O Mito da Autenticidade nas Marcas

Num mercado onde todas as marcas querem "parecer reais", a autenticidade tem de ser uma decisão estratégica.

O boom da “autenticidade”

Autenticidade tornou-se uma buzzword quando se fala de marcas.
Um briefing de estratégia de comunicação? Autenticidade.
Um moodboard de branding? Autenticidade.

Não há marca que não queira ser autêntica. Mas o que torna esta palavra tão desejada no mundo do branding e da comunicação?

Autenticidade é a qualidade do que é autêntico, verdadeiro, aquilo que não sofreu alteração, adulteração ou corrupção. No entanto, no contexto atual, esta definição ganha novas camadas de significado.

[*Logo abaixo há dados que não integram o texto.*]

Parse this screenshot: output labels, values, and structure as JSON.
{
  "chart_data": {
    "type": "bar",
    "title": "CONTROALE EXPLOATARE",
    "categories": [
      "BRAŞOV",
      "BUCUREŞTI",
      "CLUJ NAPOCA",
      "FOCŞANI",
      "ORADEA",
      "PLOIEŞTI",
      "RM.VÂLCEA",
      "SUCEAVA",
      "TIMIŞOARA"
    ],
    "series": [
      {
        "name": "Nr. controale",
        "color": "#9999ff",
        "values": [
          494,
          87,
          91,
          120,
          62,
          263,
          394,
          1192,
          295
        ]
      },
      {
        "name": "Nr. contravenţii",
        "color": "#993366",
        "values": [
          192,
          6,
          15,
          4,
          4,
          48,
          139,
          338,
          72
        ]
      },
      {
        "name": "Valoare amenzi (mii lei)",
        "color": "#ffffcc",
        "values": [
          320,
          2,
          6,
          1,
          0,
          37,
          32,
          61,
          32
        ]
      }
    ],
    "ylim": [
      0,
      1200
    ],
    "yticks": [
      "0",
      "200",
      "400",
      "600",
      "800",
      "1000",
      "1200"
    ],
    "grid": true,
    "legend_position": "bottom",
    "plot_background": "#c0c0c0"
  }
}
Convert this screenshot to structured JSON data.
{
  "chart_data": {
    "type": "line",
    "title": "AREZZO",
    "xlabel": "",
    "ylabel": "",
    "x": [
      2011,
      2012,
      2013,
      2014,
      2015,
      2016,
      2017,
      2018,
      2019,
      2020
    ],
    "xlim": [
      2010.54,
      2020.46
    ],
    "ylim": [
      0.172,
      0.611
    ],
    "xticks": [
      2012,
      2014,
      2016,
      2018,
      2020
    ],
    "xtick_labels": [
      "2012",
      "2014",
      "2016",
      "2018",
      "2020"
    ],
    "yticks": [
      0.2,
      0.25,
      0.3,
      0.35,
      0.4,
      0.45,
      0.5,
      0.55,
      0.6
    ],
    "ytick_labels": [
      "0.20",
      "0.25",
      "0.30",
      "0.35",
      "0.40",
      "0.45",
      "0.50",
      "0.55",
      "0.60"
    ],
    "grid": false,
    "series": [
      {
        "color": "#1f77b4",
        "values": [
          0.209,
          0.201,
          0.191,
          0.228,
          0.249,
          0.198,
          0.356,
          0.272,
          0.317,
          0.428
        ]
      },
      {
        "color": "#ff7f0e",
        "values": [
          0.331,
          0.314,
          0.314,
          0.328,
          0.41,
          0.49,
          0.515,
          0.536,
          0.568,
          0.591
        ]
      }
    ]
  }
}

Com o crescimento exponencial da inteligência artificial, as pessoas estão cada vez mais expostas à dúvida do que é real. Existe hoje uma consciência coletiva de que, a qualquer momento, podemos estar a ser enganados por uma imagem, um vídeo ou um texto que parecem verdadeiros mas foram gerados por tecnologia.
Perante o volume massivo de conteúdo a que somos expostos diariamente, surge o “cansaço do fake”. E, como consequência direta, o verdadeiro passou a ter mais valor. O autêntico tornou-se fundamental.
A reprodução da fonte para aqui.